Empati. Empati kurmak. Bu eylem bana dikey kurulan ilişkileri çağrıştırır hep. Birinin lütfedip karşı tarafı anlama çabası. Birinin yerine kendimizi koymak yerine “halden anlamayı” denemek daha uygun olabilir çünkü birinin yerine geçip onu anlamaktan öteye gidip olduğumuz yerden anlamayı denemek kulağa daha gerçekçi geliyor.
Bir kimsenin, bir durumun, halinden anlamak için ilk önce dinlemek gerek sanırım. Duymak değil ama. Dinlemek. Biri bize konuşurken gözlerinin içine bakmayız bazen çünkü başka şeyler de düşünürüz aynı anda. İlla biriyle direkt konuşmamız da gerekmez. Gördüğümüz, duyduğumuz, bildiğimiz şeylerin gözünün içine bakabilmemiz önemlidir ki bu da illaki birinin karşımıza geçip bize anlatmasını gerektirmez.
Eğer dinleyebilirsek farkına da varabiliriz. Duyguyu, fikri anlamak dinlemekten geçiyorsa anladığımızı ispat etmek de eylemden geçiyor galiba. Anladıklarımızı dile getirebilmek. İspat gerekli midir? Şu soruyu sorunca cevap bulabilmek isterim ben; İyi güzel anladım da ne? Dinledim de ne? Ne yaptım? İspat sanırım kendimize hesap verebilmek için gereklidir. Ve zaten yüksek sesle söylenmemiş sözler de sadece sahibine görünen düşsel varlıklar değil midir?
Yani halden anlamak, anlamak değildir yalnızca. Ne anladığımızı dile getirmek de gerekir. Çoğu “iyi” insanın şöyle bir sözü vardır; “Çok üzülüyorum. Okuyamıyorum bile.” Bunu, savaşta öldürülen çocuklar için söylemiştir, yaz sıcağının altında durmadan çalıştırılan işçiler için söylemiştir, tecavüze uğrayan bir kadın için söylemiştir. Yahu! Senin okuyamadığın şeyleri insanlar yaşıyor. Tek başına iyilik, saflık, empati kurma girişimleri kadar tehlikeli bir durum yoktur heralde. Hem iyidir kötü bir şey düşünmüyordur. Hem saftır yine kötülük peşine düşmüyordur. Hem de empati de kurmaya çalışıp içini de rahatlatıyordur. Empatiyi kendi kendine kurup bozuyordur yani, halden falan anladığı da yoktur.

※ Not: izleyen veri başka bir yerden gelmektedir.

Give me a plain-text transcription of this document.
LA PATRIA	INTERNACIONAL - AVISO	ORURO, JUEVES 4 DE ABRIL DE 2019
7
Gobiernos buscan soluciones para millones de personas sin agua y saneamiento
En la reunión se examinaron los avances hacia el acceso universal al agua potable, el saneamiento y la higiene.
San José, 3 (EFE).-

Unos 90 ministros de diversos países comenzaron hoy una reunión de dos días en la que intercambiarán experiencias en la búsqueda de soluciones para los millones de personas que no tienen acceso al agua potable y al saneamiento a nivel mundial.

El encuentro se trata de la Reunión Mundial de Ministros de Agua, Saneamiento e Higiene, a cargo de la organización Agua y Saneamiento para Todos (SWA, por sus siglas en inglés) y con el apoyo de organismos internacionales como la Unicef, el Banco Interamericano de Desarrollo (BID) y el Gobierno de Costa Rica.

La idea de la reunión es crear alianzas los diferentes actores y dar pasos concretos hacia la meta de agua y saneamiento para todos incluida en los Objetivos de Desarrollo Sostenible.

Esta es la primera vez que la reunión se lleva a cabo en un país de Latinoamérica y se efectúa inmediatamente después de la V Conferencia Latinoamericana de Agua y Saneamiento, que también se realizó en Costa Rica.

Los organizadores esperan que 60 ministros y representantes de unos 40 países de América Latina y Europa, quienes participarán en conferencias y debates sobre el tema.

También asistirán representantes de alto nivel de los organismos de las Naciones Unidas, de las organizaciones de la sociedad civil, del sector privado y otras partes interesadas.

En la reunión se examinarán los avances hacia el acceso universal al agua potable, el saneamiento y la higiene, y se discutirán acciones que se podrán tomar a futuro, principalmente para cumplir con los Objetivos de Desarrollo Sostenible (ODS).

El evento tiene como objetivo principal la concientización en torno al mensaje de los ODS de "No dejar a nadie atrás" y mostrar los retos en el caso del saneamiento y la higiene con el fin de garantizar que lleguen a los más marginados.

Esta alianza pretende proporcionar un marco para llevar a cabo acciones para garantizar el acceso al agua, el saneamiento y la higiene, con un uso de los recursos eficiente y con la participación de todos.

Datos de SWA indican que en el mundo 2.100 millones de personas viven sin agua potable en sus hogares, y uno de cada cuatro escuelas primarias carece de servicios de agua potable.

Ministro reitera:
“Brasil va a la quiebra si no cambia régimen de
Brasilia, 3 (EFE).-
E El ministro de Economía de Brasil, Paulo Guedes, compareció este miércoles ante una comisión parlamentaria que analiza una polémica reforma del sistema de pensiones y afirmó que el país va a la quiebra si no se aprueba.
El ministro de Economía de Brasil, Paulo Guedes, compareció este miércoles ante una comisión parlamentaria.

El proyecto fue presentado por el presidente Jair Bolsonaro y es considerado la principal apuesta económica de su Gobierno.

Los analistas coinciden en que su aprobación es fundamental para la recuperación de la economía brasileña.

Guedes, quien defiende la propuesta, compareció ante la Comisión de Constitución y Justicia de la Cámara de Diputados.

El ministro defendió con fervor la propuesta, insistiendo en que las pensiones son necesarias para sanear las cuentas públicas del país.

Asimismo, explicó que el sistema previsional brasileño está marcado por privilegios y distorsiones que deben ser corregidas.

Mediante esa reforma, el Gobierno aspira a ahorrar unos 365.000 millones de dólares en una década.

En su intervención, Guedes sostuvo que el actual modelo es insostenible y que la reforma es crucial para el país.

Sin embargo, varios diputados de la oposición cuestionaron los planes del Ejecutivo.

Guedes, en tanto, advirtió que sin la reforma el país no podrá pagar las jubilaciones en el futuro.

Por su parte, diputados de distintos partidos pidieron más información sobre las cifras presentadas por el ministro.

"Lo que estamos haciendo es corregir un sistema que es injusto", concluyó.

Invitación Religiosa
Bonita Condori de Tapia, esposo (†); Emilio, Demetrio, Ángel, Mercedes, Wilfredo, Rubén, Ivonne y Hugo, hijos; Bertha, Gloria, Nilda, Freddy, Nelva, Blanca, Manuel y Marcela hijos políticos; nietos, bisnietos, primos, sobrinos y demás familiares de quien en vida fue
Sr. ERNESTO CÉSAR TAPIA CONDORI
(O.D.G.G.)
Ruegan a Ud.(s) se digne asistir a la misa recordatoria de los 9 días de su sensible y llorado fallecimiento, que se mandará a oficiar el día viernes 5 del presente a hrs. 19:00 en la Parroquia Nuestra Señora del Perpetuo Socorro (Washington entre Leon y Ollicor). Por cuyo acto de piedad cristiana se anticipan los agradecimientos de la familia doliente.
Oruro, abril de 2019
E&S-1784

Bizim toplumumuzda da sıkça rastlanan bir durumdur bu. Umutsuzluk yakamızı bıraksa paçamıza yapışır.
Şimdi çuvaldızı kendime batırıyorum ve tüm bu savunma mekanizmalarını geliştiren, umutsuzluğu kanıksamış insanların hallerinden anlamaya çalışıyorum. Ben buna çalışadururken sizlerden de bir ricam olacak.
Bugün! Okuyamadığınız, bakamadığınız her şeye bir bakmayı deneyin. Gözünün içine ama. Tanımadığınız bir insanın yaşadıkları için ağlayın mesela. Güzel şeyler için de gülün. Haksızlığın gözünün içine baktığınızda içinizde bir şeyler bilenecektir istemeden. O gün konuştuğumuzda, ben sizi siz de beni daha iyi anlayacağız sanırım.
Empatiyle başladık, halden anlamakla devam ettik ve vicdanla ilgili de bir şeyler söyleyerek bitireceğiz. Bir yerde buna benzer sözler söylenmiş vicdan için; en büyük hediyemiz. Kesinlikle öyle. Ve vicdan öğrenilen, kaybedilen, sonra yeniden bulunan ama mutlaka sahip olunması peşinden gidilmesi gereken bir şey. Bilmiyorsak öğrenmeli, kaybetmişsek bulmalı onu. Vicdan olmadan ne halden anlarız ne de ağzımızı açarız.